At the same time, CMS changed the language of 6 additional L-codes to make them "custom-fit" only. Those 6 codes have no OTS corollary - they describe devices that, according to CMS, can only be fit as custom-fit items.  

2. The PDAC's Plan

The PDAC has previously issued coding verifications for many of the products described by these 29 codes. But as the PDAC notes in its recent update

products that are currently listed on the Durable Medical Equipment Coding System (DMECS) with any of the 29 HCPCS codes that were revised can no longer be considered fully "code verified" by the PDAC under the new definitions. While the product(s) fits the general category of its currently designated HCPCS code, the PDAC needs to further differentiate if products are only OTS, only custom-fitted, or possibly both. [Emphasis added]


The PDAC's current plan is to contact manufacturers of the affected products over the next several months and ask them which of their products they believe are only OTS. In the meantime, it has instructed manufacturers not to submit updated coding verification applications for these products.

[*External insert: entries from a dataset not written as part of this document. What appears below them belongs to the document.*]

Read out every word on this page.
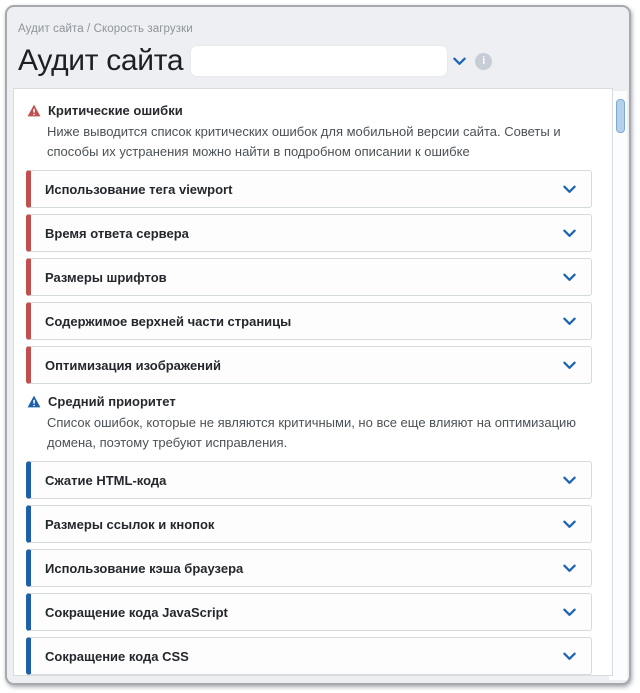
Аудит сайта / Скорость загрузки
Аудит сайта	i
Критические ошибки

Ниже выводится список критических ошибок для мобильной версии сайта. Советы и способы их устранения можно найти в подробном описании к ошибке

Использование тега viewport
Время ответа сервера
Размеры шрифтов
Содержимое верхней части страницы
Оптимизация изображений
Средний приоритет

Список ошибок, которые не являются критичными, но все еще влияют на оптимизацию домена, поэтому требуют исправления.

Сжатие HTML-кода
Размеры ссылок и кнопок
Использование кэша браузера
Сокращение кода JavaScript
Сокращение кода CSS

3. What does this mean for you?

So how do you deal with affected products that are PDAC verified between now and the time several months from now that the PDAC updates its verifications? The best advice we can give at this point is to pay careful attention to what you do to a device before delivery and who does it. The primary distinction between an OTS and custom-fit product is whether the device involves "minimal self-adjustment" (for OTS) or "substantial modifications" (for custom-fit). 

OTS items require "minimal self-adjustment" for fitting at the time of delivery and do not require expertise in bending, molding, assembling or customizing to fit an individual. OTS items do not require the expertise of a certified orthotist or an individual with equivalent specialized training.

Custom-fit items require "substantial modification" for fitting at the time of delivery in order to provide an individualized fit. This means the item must be trimmed, bent, molded, or otherwise modified resulting in alterations beyond minimal self-adjustment. Custom-fit items require the expertise of a certified orthotist or an individual with equivalent specialized training. (Equivalent specialized training includes professionals such as physicians, physical therapists, occupational therapists, and "treating practitioners." (Our current understanding of the term "treating practitioner" is that it refers to individuals that, like MD's, PT's, and OT's, are licensed medical professionals, such as physicians' assistants. However, Medicare has not issued specific guidance on this point.))

As we've said before in this space, based upon these definitions, the correct code for a specific item delivered to a Medicare beneficiary will depend on which of the above definitions you satisfy and can document in the medical record. The recent updates to the LCD's for products affected by these changes support our previous guidance. The LCD's state that when supplying these items, suppliers must:

  • Provide the product that is specified by the ordering physician, i.e., (1) type of orthosis and (2) method of fitting (OTS or custom fitted)
  • Be sure that the medical record justifies the need for the type of product and method of fitting
  • Be sure only to use the code that accurately reflects both the type of orthosis and the appropriate level of fitting
  • Have detailed documentation that justifies the code selected for custom fitted versus OTS codes.

Conclusion

The world of orthotic coding for the 29 codes affected by CMS's January 1 changes has gotten more complex and confusing. Until the PDAC can provide greater clarity, it's essential that you review the LCD's (quoted in part, above) for affected devices. Ask yourself, "What was done to the brace to fit it on the patient and who did it?" Cross-reference that information to the definitions of OTS and custom-fit devices. Only then should you code and document accordingly.

We will keep you posted as additional information on this topic becomes available.